To restrict how the Financial Responsibility and Opportunity Growth Fund (the “growth fund”) appropriated in HEA 1001‑2025 (P.L.213‑2025) may be spent — dedicating the entire appropriation from that fund solely to two early‑childhood programs: the Child Care and Development Fund (CCDF) voucher program and the On My Way Pre‑K programmatic funding.

Key provisions

  • Limits use of the total amount appropriated from the growth fund in P.L.213‑2025 so that the budget agency (subject to budget committee review) may use it only to:
    • fund the Child Care and Development Fund voucher program; and
    • fund On My Way Pre‑K programmatic activities.
  • Repeals prior authorized uses that had directed portions of the appropriation to other purposes, specifically amounts used to augment:
    • State correctional facilities operations (Department of Correction);
    • Medicaid assistance (Family and Social Services Administration);
    • Family and children fund (Department of Child Services).
  • Requires repayment/return: if any of the repealed transfers were already made, the recipient agency must return the amount received to the state comptroller for transfer as directed by this section.
  • Effective date and duration:
    • Effective retroactively July 1, 2025.
    • The section expires on July 1, 2027.
    • The bill contains an emergency declaration.

Who is affected

  • Directly: the state Budget Agency, state comptroller, and the agencies that previously received growth‑fund augmentations (Department of Correction, FSSA, Department of Child Services).
  • Indirectly: families and providers served by CCDF vouchers and On My Way Pre‑K (likely increased or protected funding), and programs/agencies that would have received prior augmentations (which would see those amounts reduced or returned).
  • Legislative oversight: the Budget Committee (review role over use by the budget agency).

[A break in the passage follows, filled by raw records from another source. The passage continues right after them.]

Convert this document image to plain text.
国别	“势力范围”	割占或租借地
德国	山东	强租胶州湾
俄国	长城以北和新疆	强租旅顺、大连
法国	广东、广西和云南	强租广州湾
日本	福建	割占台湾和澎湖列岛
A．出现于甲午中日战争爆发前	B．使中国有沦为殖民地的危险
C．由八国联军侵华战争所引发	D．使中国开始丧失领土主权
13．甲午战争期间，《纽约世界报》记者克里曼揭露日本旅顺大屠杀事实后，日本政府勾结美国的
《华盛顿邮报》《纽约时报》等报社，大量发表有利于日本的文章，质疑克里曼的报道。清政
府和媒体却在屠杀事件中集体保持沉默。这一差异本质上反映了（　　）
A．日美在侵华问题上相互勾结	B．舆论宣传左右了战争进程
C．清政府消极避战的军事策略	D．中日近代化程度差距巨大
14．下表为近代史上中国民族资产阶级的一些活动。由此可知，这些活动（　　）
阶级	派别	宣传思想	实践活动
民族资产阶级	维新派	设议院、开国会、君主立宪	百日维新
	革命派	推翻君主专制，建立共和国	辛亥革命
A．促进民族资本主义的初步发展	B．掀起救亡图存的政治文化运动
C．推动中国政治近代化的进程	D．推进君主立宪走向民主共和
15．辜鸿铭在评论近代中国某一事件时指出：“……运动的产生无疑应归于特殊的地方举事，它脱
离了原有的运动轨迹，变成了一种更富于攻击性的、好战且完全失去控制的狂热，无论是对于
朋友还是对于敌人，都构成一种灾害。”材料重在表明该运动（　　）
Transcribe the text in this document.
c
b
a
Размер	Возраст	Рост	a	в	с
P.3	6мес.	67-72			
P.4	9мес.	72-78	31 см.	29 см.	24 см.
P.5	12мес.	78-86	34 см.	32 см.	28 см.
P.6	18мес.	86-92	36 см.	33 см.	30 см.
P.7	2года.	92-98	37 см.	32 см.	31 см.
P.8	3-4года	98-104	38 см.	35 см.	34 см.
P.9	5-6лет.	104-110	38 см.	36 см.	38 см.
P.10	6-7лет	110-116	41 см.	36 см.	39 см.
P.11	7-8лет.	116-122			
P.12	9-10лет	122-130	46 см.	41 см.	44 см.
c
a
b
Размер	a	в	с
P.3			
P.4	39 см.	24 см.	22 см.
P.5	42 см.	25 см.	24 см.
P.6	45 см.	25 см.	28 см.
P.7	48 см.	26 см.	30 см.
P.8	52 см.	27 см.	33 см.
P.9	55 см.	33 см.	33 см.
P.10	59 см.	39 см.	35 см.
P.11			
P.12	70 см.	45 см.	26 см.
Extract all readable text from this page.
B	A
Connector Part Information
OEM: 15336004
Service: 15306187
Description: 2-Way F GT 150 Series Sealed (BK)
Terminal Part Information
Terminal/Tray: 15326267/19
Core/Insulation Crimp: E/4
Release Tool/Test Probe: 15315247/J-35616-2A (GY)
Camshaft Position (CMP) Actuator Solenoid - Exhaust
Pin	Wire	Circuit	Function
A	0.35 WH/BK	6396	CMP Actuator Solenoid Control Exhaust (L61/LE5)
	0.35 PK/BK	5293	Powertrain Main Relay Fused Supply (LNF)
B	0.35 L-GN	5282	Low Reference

Fiscal and programmatic impact

  • Shifts budgetary flexibility: moves the full growth‑fund appropriation back to early‑childhood care and pre‑K programs and away from corrections, Medicaid, and child‑welfare augmentations.
  • Near‑term cash‑flow effects for agencies that had already received transfers — they would be required to return funds, which could create administrative and operational adjustments.
  • The bill does not specify dollar amounts in the text; impacts depend on the actual amount appropriated under P.L.213‑2025 and whether transfers already occurred.

Procedure / timeline

  • Retroactive effective date (July 1, 2025) and emergency clause mean the change would apply immediately upon enactment.
  • The provision is temporary (expires July 1, 2027), giving a two‑year window in which the growth fund is dedicated to CCDF vouchers and On My Way Pre‑K.
  • Subject to budget committee review of the budget agency’s allocations from the growth fund.

Notes / considerations

  • The bill redirects a fungible budget resource; practical effects will vary with prior disbursement timing and the amounts already spent by recipient agencies.
  • Administrative steps required: returns to comptroller (if needed), reallocation processes, and any updates to agency budgets and program plans.

Compiled from official sources — confirm details with the bill’s official record.